Visitaba el alto jefe a la encantadora dama en la casa que ésta vivía en la sola compañía de su servidumbre; pero estas visitas que, por singular delicadeza, eran cortas y la vista del público, puesto que se celebraban en el salón frontero a la calle con grandes ventanas que se abrían entonces de par en par, solo se efectuaban cuando el personaje iba o venía de alguno de sus muchos viajes. Y las entrevistas, cotidianas, los coloquios dulcísimos de todos los días se verificaban en la “última vuelta de la plaza”, menos en los días de retreta, pues ambos enamorados, conscientes de su posición y de sus circunstancias, esquivaban de propósito las miradas y comentarios, posiblemente burlescos de la multitud de paseantes que en aquellas noches llenaban la plaza. La entrevista se verificaban siempre a hora fija; al dar las ocho el reloj municipal, entraba la dama por una de las puertas del jardín, sola y caminando con naturalidad y paso menudo y pausado; y en ese mismo instante, con puntualidad jamás perdida, por otra puerta y en sentido opuesto, entraba el galán caballero rodeado de su gran corte de amigos y aduladores. Breve era la distancia que tenían que recorrer; y cuando la dama quedaba a la vista, el enjambre de acompañantes, movido por invisible resorte u obedeciendo a consigna estricta, se separaba del jefe que solo, continuaba su marcha hasta quedar junto a la dueña de su amor.

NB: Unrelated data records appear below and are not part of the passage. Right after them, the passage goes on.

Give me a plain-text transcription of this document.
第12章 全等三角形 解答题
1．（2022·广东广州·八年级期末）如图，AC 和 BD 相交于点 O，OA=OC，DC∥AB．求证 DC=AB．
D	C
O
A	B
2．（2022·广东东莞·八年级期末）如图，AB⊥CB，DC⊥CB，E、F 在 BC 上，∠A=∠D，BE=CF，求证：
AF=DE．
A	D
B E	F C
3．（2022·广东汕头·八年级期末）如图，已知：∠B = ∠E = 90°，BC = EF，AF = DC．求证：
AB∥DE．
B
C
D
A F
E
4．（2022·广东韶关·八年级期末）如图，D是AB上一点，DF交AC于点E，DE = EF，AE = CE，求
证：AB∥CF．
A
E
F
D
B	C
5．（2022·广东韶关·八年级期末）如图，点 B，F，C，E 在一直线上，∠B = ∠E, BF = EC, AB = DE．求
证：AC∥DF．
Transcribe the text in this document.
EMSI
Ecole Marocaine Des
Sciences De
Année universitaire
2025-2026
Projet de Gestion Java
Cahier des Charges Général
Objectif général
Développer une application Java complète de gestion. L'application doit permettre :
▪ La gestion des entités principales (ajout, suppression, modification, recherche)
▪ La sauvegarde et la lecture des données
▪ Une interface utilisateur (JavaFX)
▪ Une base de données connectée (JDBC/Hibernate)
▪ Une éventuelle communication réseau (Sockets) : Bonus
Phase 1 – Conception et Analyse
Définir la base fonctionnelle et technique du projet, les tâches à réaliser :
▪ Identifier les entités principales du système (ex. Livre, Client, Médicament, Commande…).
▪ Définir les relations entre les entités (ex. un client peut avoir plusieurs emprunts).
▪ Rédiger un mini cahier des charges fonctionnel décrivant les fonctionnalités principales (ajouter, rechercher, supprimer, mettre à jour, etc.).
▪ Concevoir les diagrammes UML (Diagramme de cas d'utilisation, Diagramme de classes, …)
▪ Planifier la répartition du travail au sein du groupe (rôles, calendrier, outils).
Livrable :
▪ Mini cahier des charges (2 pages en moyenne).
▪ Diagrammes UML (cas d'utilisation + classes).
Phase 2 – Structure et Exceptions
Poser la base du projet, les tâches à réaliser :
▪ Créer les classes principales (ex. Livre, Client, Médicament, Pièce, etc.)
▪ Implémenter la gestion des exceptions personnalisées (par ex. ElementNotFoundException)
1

En un banco arábigo cubierto de azulejos tomaba asiento la feliz pareja, y la corta entrevista rara vez pasaba de la media noche. ¿Qué se dirían aquellos dos amantes casi ancianos? La sensatez del caballero y la discreción de la dama hacen suponer que tratarían de asuntos triviales, que las frases intensamente pasionales habían cedido el puesto en aquellos dos enamorados a las tranquilas confidencias que suelen tener entre si los amigos íntimos; pero la “última vuelta” de la plaza de armas, “la calle de las limonarias y los lirios”, parecía que en aquellos momentos cobraba vida más intensa; de los verdes follajes descendía frescura bienhechora, de las flores emanaban perfumes enervantes, de los nidos colgados de las ramas salían arrullos de las tórtolas inseparables, y todo aquel escenario de sin igual encanto parecía que entonaba un himno santo y solemne al amor puro y firme, al amor inmortal.